Sources close to the negotiations reported that there has been notable progress in various areas of contention. However, significant issues still loom large on the horizon. It remains uncertain whether the CEOs will reconvene for a third day of talks on Friday, but insiders stress the mutual commitment to capitalize on any momentum and secure a favorable deal for all parties involved.
During the ongoing discussions, the studios put forth proposals across multiple domains, hoping to break the current deadlock. Yet, it remains unclear whether the Writers Guild of America will deem the latest offers and modifications from the Alliance of Motion Picture and Television Producers (AMPTP) sufficient to meet the demands of the writers.
One notable point of contention revolves around residual payments. The AMPTP has introduced a success-based residual model, structured as a bonus for streaming shows that achieve specific audience thresholds. In contrast, the WGA has advocated for a viewership-based residual system, calling for incremental increases for every 2.5 million views, with a “view” defined as any instance where someone watches at least half of the program.

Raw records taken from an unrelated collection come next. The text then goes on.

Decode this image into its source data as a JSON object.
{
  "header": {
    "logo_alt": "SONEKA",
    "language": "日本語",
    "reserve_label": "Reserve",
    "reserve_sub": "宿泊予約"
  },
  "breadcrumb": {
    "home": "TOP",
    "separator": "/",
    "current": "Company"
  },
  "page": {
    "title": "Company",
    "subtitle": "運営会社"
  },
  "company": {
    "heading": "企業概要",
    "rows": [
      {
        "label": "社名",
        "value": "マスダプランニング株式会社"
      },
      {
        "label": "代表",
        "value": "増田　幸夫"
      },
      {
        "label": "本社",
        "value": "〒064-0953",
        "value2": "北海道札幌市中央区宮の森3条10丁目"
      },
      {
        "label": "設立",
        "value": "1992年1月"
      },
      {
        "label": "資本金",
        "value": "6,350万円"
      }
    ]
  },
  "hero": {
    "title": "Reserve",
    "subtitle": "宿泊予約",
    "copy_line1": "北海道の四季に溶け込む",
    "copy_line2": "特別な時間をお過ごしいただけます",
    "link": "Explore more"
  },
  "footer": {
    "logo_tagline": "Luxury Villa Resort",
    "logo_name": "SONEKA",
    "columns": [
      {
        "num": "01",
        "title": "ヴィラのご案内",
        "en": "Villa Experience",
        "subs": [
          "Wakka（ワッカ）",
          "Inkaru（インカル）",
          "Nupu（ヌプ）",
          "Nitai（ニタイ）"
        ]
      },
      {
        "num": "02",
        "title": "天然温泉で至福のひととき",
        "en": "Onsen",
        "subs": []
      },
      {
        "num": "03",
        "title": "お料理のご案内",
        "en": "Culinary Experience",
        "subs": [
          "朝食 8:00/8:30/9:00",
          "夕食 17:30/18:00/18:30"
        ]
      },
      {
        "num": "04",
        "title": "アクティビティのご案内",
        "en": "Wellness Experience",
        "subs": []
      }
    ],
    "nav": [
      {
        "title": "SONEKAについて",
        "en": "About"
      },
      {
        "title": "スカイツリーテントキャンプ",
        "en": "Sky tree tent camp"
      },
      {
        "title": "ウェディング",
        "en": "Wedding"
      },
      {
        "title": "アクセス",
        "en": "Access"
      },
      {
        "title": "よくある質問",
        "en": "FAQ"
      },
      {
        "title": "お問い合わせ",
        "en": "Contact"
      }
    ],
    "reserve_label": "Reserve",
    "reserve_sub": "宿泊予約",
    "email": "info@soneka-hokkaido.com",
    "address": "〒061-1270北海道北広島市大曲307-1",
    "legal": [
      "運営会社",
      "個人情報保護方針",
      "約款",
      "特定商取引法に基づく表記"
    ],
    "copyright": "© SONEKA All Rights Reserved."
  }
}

Another significant issue pertains to the WGA’s demand for minimum staff sizes on TV shows, with the requirement scaling based on the number of episodes in a season. The AMPTP has countered this proposition, asserting that staffing decisions should be at the discretion of the showrunner rather than adhering to a one-size-fits-all formula. While some movement may have occurred in the studio alliance’s offer, a resolution is yet to be reached.
In an intriguing turn of events, discussions also broached the topic of artificial intelligence (AI). The AMPTP has indicated that progress has been made towards an agreement that would allow writers to utilize AI without affecting their compensation or recognition. However, the WGA remains steadfast in its insistence that AI systems should not be permitted to train on writers’ scripts.
The potential resolution of this AI-related issue could have ripple effects, particularly concerning the Screen Actors Guild-American Federation of Television and Radio Artists (SAG-AFTRA). SAG-AFTRA shares deep concerns about AI’s use to replicate actors’ likenesses and has expressed alarm over AI training practices.
While optimism has swelled in some quarters, with speculations of a tentative agreement by Thursday, the WGA has tempered expectations. Some WGA leaders have taken to Twitter, suggesting that rumors of an imminent deal are intended to raise hopes and, if rejected, paint the WGA as unreasonable.
The WGA’s work stoppage commenced on May 2, while SAG-AFTRA has been on strike since July 14. The outcome of these high-stakes negotiations holds the potential to reshape the entertainment industry and determine the future of content creation.